Was bringen Weltraumtechnologien den Menschen auf der Erde, auch in Hinsicht auf heutige Technologien?

Wer in der Lage ist, für Menschen auf anderen Himmelskörpern ein sicheres Lebensumfeld zu sichern, kann das auf der Erde auch. Auf dem Mond oder anderen Himmelskörpern haben wir von allem zu wenig: Wasser, saubere Luft, Nahrung. Dazu extreme Umweltbedingungen. Wir sind gezwungen, Technologien mit einem hohen Grad an Autarkie, mit bedingungslosem Recycling, ohne Abfall und mit viel Robotik und Informationstechnologien zu entwickeln und anzuwenden. Themen, die auch für die Zukunft des Planeten Erde bei wachsender Weltbevölkerung und zunehmendem Ressourcenbedarf von existenzieller Bedeutung sein werden. Während wir auf der Erde sehr langsam vorankommen, da wir von allem noch genug zu haben scheinen, müssen wir auf dem Mond den Schalter sofort umlegen. Technologien aus der Weltraumtechnik leisten bereits heute bedeutende Beiträge für ein sicheres Leben auf der Erde. Neue Technologien der "Space Resources" werden das ebenfalls tun. Die Weltraumtechnik muss mit wenig Material und Energie auskommen sowie unter extremen Bedingungen mit extrem hoher Zuverlässigkeit funktionieren - denken Sie zum Beispiel an den Herzschrittmacher. 

Welche Rolle spielte die Weltraumstrategie von 2023 der Bundesregierung bei der Entwicklung des Studiengangs?

Eine Motivation für den Studiengang ist das ARTEMIS Programm der NASA mit dem Ziel der Rückkehr des Menschen zum Mond und eine permanente Präsenz dort, dem sich die Bundesregierung angeschlossen hat.
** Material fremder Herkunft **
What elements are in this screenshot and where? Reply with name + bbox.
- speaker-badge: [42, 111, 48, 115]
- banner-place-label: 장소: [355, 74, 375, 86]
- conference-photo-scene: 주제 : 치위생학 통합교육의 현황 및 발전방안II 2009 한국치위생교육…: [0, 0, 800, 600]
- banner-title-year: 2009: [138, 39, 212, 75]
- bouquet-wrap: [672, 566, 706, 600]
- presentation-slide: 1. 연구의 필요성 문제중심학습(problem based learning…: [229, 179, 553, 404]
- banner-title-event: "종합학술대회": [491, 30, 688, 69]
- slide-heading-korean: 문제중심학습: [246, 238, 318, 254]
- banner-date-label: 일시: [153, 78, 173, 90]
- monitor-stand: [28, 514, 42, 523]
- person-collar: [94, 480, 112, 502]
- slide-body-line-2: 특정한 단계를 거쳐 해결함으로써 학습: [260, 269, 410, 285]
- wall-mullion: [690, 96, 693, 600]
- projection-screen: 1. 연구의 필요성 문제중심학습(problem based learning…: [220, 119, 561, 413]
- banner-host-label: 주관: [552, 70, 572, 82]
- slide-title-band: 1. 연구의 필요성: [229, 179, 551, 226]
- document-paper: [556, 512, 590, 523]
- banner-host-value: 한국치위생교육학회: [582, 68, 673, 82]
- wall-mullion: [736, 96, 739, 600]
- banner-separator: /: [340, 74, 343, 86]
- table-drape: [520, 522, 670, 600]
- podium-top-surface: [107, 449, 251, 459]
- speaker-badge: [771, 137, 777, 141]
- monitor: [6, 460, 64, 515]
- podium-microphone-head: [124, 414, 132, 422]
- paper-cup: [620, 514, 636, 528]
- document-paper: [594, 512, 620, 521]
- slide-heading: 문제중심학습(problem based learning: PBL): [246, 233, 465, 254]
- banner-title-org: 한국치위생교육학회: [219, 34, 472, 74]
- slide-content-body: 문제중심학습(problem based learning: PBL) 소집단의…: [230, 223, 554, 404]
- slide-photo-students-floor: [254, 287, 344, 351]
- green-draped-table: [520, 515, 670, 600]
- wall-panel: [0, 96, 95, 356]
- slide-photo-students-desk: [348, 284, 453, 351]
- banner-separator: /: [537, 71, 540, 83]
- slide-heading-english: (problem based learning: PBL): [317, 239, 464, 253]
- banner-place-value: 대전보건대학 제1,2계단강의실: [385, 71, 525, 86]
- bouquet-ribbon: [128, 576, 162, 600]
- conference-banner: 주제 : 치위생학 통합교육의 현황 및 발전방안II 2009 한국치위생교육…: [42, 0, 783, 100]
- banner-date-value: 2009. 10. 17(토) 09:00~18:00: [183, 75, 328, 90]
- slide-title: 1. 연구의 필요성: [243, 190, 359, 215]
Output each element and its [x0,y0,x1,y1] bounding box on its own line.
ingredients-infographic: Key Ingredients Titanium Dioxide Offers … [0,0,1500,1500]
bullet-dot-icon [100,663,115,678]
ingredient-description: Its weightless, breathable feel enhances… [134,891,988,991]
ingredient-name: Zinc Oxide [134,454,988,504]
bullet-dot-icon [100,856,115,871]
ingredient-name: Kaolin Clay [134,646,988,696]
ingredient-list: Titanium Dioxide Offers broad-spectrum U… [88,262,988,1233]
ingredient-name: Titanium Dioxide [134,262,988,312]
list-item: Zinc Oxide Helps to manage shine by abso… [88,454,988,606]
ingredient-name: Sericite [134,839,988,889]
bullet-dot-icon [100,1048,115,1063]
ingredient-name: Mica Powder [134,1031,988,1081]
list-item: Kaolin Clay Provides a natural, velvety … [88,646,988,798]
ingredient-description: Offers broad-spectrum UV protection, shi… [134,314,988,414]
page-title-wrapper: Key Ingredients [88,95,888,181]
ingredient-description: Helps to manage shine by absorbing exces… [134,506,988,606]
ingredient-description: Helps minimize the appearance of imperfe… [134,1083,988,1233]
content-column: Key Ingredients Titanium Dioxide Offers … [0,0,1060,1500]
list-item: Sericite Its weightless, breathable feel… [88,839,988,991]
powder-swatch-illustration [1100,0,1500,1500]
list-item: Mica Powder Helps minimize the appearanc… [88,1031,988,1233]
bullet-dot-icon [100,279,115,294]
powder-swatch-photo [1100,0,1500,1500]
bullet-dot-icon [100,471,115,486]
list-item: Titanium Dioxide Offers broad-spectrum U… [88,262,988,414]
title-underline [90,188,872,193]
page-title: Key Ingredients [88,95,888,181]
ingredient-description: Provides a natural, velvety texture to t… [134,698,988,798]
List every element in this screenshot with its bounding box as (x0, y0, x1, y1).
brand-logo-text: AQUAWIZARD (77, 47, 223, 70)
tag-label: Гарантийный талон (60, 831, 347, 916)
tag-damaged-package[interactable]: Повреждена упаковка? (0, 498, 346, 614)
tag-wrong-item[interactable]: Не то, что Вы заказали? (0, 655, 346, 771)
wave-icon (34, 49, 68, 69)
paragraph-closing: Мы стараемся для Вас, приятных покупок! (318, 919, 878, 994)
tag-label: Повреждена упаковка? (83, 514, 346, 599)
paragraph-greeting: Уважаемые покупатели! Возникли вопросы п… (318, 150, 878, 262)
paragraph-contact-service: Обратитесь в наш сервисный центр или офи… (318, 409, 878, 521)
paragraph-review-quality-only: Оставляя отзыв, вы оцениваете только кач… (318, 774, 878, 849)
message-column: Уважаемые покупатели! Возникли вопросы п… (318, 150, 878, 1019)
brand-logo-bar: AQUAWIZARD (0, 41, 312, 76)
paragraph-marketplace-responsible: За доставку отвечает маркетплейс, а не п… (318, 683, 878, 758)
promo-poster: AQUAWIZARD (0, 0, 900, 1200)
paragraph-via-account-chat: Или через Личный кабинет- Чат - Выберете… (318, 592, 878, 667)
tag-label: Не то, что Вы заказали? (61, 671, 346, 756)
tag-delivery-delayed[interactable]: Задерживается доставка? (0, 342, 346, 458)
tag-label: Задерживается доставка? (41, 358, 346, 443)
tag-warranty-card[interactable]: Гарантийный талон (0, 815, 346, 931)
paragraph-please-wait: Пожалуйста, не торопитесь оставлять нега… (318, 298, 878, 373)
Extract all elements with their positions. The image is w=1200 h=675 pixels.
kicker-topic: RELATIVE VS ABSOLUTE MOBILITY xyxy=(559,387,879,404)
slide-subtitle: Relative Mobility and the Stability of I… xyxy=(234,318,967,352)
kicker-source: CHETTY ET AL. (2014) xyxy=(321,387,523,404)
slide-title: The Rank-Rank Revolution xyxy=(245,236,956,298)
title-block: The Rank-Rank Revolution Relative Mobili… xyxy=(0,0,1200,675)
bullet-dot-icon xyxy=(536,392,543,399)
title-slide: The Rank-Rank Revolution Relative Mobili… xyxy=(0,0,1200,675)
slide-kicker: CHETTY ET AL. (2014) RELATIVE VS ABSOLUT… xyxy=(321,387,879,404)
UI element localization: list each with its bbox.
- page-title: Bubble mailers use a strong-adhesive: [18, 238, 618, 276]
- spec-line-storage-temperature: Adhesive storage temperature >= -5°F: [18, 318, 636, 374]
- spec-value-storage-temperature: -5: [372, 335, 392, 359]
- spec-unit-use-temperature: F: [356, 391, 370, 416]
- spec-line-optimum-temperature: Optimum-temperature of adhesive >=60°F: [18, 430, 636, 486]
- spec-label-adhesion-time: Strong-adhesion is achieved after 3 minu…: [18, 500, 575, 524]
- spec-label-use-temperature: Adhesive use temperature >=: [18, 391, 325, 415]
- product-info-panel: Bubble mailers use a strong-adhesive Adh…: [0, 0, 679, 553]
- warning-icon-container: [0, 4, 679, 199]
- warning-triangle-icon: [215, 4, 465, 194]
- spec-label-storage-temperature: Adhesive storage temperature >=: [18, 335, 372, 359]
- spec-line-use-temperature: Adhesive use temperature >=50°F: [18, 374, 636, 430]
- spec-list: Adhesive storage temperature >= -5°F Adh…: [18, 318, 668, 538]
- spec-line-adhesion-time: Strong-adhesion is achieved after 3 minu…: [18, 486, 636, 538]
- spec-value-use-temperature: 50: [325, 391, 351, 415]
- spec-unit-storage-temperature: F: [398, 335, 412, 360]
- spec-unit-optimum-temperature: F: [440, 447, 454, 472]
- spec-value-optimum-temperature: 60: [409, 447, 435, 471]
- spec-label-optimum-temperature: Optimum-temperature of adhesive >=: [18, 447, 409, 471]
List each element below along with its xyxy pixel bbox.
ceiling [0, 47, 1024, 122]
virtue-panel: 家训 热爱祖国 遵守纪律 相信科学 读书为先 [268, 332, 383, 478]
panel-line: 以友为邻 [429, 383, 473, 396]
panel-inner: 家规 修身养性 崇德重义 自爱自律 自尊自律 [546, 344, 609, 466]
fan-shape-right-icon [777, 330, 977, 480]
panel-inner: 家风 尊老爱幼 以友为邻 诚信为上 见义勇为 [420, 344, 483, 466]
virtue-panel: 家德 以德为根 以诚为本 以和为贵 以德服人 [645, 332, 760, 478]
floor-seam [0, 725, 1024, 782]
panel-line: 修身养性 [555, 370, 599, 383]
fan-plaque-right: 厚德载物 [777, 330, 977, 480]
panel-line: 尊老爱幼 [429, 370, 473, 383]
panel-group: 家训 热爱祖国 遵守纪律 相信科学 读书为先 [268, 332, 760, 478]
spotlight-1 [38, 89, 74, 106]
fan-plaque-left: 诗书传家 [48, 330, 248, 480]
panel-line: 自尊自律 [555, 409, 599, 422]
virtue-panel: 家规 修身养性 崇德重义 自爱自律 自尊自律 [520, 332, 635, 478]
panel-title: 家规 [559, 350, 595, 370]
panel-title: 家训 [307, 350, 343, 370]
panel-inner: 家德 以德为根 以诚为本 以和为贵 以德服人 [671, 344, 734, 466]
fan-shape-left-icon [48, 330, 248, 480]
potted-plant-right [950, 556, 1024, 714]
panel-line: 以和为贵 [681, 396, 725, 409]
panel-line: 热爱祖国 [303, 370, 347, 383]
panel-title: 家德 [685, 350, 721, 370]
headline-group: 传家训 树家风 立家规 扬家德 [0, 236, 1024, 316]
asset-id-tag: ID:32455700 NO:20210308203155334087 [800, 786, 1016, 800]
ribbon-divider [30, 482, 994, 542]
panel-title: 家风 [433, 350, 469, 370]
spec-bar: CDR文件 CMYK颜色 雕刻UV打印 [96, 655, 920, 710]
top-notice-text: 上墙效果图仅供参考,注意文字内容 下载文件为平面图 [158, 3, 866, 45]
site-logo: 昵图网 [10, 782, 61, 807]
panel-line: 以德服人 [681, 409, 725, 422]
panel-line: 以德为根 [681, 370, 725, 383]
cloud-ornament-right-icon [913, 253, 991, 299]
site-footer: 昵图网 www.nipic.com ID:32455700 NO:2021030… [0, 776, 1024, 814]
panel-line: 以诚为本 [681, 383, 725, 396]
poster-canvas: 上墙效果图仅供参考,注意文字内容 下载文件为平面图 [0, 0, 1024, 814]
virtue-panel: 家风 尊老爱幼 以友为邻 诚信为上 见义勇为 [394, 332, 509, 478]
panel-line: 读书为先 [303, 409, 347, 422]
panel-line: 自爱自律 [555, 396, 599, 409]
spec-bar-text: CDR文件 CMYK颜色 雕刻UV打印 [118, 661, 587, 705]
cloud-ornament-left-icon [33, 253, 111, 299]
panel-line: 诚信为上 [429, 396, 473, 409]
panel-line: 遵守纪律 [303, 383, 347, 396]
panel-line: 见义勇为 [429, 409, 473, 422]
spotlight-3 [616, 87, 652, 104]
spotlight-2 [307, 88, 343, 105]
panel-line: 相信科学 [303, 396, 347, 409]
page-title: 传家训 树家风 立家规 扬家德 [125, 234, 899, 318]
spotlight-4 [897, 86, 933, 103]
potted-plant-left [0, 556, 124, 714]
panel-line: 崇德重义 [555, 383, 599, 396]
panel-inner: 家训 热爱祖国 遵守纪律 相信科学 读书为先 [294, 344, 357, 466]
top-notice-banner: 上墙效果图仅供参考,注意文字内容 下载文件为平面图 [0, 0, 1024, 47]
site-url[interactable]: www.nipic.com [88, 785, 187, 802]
Deutschland kann Unterstützung leisten, zum Beispiel mit Transportern (Landern). Wenn Menschen auf dem Mond leben und arbeiten werden, benötigen sie ein entsprechendes Umfeld dafür. Als Alternative zum immer noch sehr kostspieligen Transport von der Erde können benötigte Materialien und Energie auch vor Ort gewonnen und verarbeitet werden. Hier könnte Deutschland eine Führungsrolle übernehmen.

Welches sind die Inhalte des neuen Studiengangs? 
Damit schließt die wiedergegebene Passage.